Still, the women interviewed for this package told eWEEK reporters that gender had nothing to do with their own career advancement, and that e-business startups have overwhelmingly women-friendly environments.

However, they agreed that, in general, life in high tech still isn't equally rosy for both men and women.

"There's been a shift," noted Liz Olig, president of TotalMRO.com, an Internet startup within 73-year-old W.W. Grainger, a business-to-business equipment distributor. "Companies are focused on people who can deliver. If those people happen to be women, corporations aren't afraid to put them in [senior] positions. ... But it's naive to say there aren't areas within business that gender doesn't come into play."

But, inevitably, the cream rises to the top. Phil Doersam, a technical support analyst at Travelscape.com, in Las Vegas, said Travelscape CTO Decker has the leadership and technical expertise to make her an e-business star.

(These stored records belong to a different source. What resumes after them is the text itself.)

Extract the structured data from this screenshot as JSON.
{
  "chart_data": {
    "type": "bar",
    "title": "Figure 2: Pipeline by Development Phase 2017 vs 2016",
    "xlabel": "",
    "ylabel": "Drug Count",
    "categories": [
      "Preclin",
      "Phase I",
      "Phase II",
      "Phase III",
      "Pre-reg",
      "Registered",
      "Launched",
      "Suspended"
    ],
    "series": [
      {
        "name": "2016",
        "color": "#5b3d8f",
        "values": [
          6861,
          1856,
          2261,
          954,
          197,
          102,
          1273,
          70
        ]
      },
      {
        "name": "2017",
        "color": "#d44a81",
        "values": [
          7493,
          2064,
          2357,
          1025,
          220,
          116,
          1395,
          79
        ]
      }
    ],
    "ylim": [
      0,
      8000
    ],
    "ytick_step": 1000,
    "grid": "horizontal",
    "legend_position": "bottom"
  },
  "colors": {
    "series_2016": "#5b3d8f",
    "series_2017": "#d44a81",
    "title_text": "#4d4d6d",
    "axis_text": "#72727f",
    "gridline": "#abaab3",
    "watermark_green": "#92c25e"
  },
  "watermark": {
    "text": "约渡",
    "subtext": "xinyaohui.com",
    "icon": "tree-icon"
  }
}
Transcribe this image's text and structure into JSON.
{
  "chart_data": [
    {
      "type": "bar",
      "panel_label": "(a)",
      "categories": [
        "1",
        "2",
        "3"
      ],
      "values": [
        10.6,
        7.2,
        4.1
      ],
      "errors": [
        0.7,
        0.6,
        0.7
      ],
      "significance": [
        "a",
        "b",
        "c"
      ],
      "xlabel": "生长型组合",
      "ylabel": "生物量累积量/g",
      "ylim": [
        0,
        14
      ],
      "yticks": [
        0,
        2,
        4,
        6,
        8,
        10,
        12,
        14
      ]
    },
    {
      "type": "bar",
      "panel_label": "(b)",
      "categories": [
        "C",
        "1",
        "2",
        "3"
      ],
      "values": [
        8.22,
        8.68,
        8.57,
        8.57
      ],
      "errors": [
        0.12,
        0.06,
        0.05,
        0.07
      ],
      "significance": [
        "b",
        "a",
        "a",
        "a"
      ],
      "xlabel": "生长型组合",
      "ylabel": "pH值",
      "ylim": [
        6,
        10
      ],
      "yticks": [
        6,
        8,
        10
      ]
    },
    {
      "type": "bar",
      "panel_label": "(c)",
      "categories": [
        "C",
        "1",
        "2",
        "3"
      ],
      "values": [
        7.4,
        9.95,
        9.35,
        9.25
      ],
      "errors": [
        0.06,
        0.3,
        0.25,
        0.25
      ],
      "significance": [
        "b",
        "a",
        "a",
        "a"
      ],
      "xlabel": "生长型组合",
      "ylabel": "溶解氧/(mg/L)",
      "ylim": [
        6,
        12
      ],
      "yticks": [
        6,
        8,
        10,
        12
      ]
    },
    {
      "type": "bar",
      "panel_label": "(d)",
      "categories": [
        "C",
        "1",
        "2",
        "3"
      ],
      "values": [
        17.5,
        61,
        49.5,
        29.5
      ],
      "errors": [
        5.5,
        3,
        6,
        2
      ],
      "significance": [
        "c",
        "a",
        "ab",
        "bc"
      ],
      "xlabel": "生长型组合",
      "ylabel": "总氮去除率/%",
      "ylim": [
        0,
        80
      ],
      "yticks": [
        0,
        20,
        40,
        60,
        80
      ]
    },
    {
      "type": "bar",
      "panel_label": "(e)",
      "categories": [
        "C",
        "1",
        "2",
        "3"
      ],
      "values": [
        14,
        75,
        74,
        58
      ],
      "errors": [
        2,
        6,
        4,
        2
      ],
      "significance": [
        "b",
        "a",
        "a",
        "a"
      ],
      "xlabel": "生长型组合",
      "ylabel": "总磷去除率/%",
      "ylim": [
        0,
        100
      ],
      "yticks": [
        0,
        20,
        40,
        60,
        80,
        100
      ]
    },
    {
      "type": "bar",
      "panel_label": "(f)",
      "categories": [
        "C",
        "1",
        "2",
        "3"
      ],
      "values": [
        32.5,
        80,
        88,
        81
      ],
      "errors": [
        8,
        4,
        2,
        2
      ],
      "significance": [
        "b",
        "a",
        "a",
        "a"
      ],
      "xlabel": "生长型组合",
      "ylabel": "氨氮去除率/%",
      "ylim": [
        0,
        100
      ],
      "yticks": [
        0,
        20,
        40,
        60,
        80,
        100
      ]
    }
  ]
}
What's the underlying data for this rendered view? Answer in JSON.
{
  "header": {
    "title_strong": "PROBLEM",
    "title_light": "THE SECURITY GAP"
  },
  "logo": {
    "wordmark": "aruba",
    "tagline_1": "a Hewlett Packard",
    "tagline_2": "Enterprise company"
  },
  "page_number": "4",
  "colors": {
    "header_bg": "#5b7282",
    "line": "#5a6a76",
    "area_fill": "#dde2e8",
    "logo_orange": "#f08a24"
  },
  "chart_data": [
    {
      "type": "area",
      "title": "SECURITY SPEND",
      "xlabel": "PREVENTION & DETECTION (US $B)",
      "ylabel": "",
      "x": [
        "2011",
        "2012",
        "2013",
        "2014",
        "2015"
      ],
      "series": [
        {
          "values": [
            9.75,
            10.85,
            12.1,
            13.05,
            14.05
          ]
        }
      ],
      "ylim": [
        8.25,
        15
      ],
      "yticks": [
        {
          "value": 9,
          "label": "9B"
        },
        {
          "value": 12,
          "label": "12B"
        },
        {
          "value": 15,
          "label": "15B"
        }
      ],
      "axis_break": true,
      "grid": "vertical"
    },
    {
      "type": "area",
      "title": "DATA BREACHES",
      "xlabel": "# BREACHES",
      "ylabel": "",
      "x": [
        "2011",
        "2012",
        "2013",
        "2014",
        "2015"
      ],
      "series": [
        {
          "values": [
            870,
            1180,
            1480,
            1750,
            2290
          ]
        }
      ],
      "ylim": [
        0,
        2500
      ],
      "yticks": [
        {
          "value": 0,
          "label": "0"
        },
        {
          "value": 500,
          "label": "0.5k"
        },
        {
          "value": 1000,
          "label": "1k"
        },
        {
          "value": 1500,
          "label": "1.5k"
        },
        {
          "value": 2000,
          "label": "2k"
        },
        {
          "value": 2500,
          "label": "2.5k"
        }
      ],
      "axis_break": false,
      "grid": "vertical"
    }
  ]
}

For example, not only has Decker recently guided Travelscape.com through an acquisition by Expedia, she's now overseeing the merging of the two companies' technologies, plus she's heading up the push to implement cutting-edge technology such as voice over IP.

"I've been in IT for 23 years," Doersam said. "I've had to work for a lot of people and companies, and [Decker] just stands out in my mind as an outstanding leader of IT people. The fact that she's a woman is even better, in my mind, [because] in general, women have been overlooked ... in the past."